Jack Daniel (9 December 1923 – 12 October 2002) was an Australian sportsman who played both cricket and baseball at high levels.

Born in Leeds, England, Daniel emigrated to Melbourne at an early age with his family. Having attended Hampton High School, he made his first-grade debut for the Melbourne Cricket Club in the VCA district competition during the 1940–41 season, aged 16. Daniel enlisted in the Australian Army in September 1942, and served overseas, attaining the rank of corporal before his discharge in 1946. After his return to Australia, he continued to play for Melbourne at grade cricket level, and good form saw him selected to play for Victoria at state level against Tasmania during the 1947–48 season. Although Daniel went wicketless during the match, he was again selected to play against Tasmania in two first-class matches the following season. In the first match, a rain-ruined game held at the TCA Ground in Hobart, he recorded first-innings figures of 6/37, dismissing Tasmania's first four batsman, and then hit 44 runs in Victoria's only innings. In the next match, held at the NTCA Ground in Launceston, he took figures of 6/20 in Tasmania's first innings, helping to dismiss the side for only 65 runs.

During the same season, Daniel played a match for the Victorian Second XI against the equivalent New South Wales team, and hit future Australian captain Richie Benaud over the eye with a bouncer, causing him to miss several matches with a fractured skull.

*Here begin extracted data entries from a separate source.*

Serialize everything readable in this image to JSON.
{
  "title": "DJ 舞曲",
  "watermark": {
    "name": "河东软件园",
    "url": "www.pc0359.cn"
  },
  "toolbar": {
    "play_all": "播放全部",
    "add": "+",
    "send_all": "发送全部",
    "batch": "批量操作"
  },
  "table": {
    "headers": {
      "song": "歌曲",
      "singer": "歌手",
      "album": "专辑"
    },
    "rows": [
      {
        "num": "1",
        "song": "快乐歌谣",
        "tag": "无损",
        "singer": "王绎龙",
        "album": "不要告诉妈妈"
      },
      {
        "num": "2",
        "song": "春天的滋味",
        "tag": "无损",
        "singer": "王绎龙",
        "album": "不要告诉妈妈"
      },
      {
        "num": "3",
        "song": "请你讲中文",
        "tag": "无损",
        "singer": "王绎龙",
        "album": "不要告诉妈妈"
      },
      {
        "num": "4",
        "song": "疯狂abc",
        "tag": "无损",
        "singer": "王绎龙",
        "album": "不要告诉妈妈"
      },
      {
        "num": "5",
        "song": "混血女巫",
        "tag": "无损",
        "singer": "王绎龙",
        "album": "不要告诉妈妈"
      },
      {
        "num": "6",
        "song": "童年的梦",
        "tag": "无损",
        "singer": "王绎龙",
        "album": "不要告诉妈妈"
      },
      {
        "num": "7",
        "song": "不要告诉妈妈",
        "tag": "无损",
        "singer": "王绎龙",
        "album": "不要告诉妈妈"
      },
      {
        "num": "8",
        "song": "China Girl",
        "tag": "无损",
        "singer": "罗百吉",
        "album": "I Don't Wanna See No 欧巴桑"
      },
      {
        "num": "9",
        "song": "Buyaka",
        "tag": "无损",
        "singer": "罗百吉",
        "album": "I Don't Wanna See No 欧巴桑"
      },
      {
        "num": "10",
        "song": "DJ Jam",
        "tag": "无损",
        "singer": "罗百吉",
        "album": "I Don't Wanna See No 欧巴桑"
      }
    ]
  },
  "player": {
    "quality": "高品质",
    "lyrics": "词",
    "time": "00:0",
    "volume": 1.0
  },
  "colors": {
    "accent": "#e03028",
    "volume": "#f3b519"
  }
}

He made his Sheffield Shield debut in the 1949–50 season, but failed to take a wicket in his two matches. Daniel would play two further first-class matches, both against Tasmania during the 1950–51 season, but did not play at state level after that season. Forming a successful opening bowling partnership with Clive Fairbairn at grade cricket level, he finally retired from Melbourne at the end of the 1957–58 season, having played 203 games for a club record 485 wickets at an average of 19.49, as well as scoring 4399 runs at an average of 25.13. Daniel worked at a shoe company in later life, and was also a noted baseball player, playing first grade for the Melbourne Baseball Club. In retirement, he lived on the Gold Coast, dying there at the age of 78.